Un pasado violento bajo el sello de la delincuencia
Los registros judiciales recuerdan que López Cabrera fue detenido por agentes estatales y consignado al Juzgado Tercero Penal, acusado de ataques peligrosos y robo con violencia en contra de su propia hermana, Elvia del Socorro. En aquella ocasión, el sujeto irrumpió en un predio de la colonia Azcorra, donde presuntamente amenazó a su familiar y a sus tres hijos menores de edad asegurando ser miembro del grupo delictivo “Los Zetas”.
Según el expediente, la agresión incluyó golpes con una botella de vidrio y el robo de dinero en efectivo, joyas y boletas de empeño; por su parte, el detenido alegó entonces que todo se trataba de una disputa por la herencia de una casa tras la muerte de su madre.
La máscara de las “Fake News” en Facebook
Años después de este violento episodio, el panorama ha cambiado, pero no las alarmas en torno a su perfil.

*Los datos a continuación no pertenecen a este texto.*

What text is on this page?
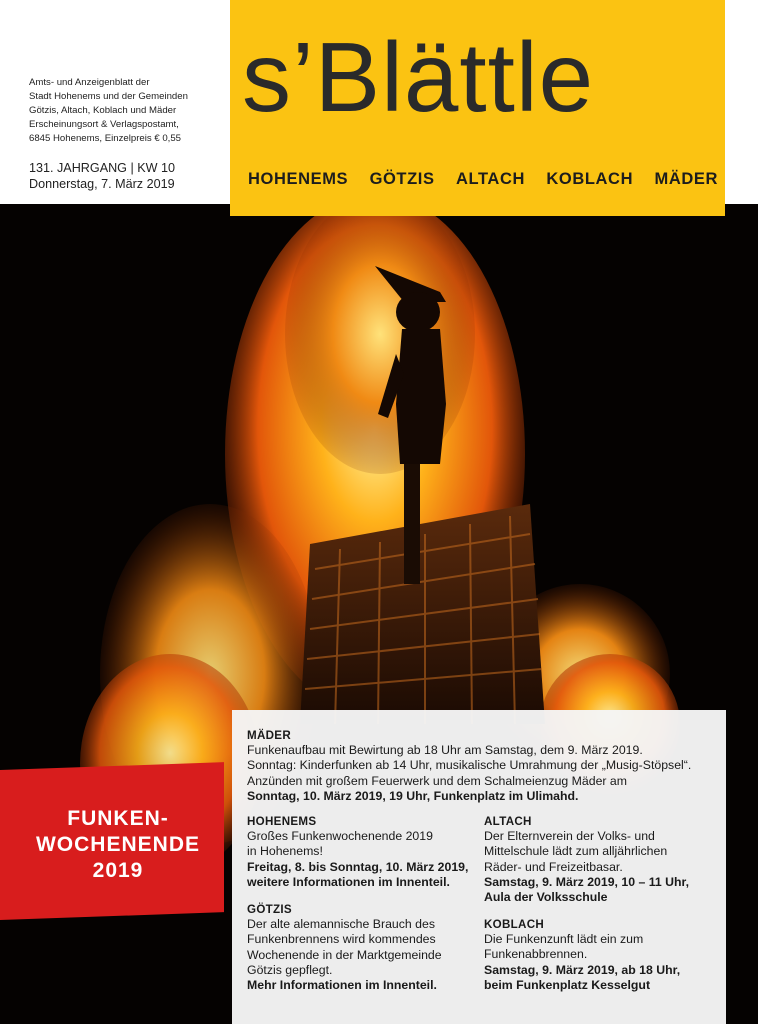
Amts- und Anzeigenblatt der
Stadt Hohenems und der Gemeinden
Götzis, Altach, Koblach und Mäder
Erscheinungsort & Verlagspostamt,
6845 Hohenems, Einzelpreis € 0,55
131. JAHRGANG | KW 10
Donnerstag, 7. März 2019
s’Blättle
HOHENEMS GÖTZIS ALTACH KOBLACH MÄDER
MÄDER
Funkenaufbau mit Bewirtung ab 18 Uhr am Samstag, dem 9. März 2019.
Sonntag: Kinderfunken ab 14 Uhr, musikalische Umrahmung der „Musig-Stöpsel“.
Anzünden mit großem Feuerwerk und dem Schalmeienzug Mäder am
Sonntag, 10. März 2019, 19 Uhr, Funkenplatz im Ulimahd.
HOHENEMS
Großes Funkenwochenende 2019
in Hohenems!
Freitag, 8. bis Sonntag, 10. März 2019,
weitere Informationen im Innenteil.
ALTACH
Der Elternverein der Volks- und
Mittelschule lädt zum alljährlichen
Räder- und Freizeitbasar.
Samstag, 9. März 2019, 10 – 11 Uhr,
Aula der Volksschule
GÖTZIS
Der alte alemannische Brauch des
Funkenbrennens wird kommendes
Wochenende in der Marktgemeinde
Götzis gepflegt.
Mehr Informationen im Innenteil.
KOBLACH
Die Funkenzunft lädt ein zum
Funkenabbrennen.
Samstag, 9. März 2019, ab 18 Uhr,
beim Funkenplatz Kesselgut
FUNKEN-
WOCHENENDE
2019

Hoy en día, este mismo sujeto utiliza la plataforma de Facebook para transmitir un espacio de “noticias”, con la peculiaridad de que oculta su rostro detrás de una máscara.
De acuerdo con análisis de sus transmisiones, se estima que hasta un 60% de la información que difunde carece de sustento real o es completamente falsa (fake news). El uso de la máscara no solo parece una estrategia para ocultar su identidad ante la opinión pública que recuerda su proceso penal, sino también un mecanismo para evadir las consecuencias legales de las calumnias y la desinformación que esparce diariamente.
¿Y la responsabilidad de Facebook?
Este caso vuelve a poner sobre la mesa el vacío legal y la laxitud en las políticas de moderación de Meta (Facebook). ¿Hasta qué punto la plataforma es corresponsable al permitir que un usuario con antecedentes penales por violencia y amenazas use un alias o un disfraz para esparcir falsedades masivamente?
Mientras las redes sociales sigan priorizando las métricas de interacción por encima de la veracidad y la seguridad de los usuarios, personajes con este historial seguirán encontrando en el anonimato virtual el escondite perfecto para seguir delinquiendo, ya no con botellas o amenazas directas, sino a través del engaño colectivo.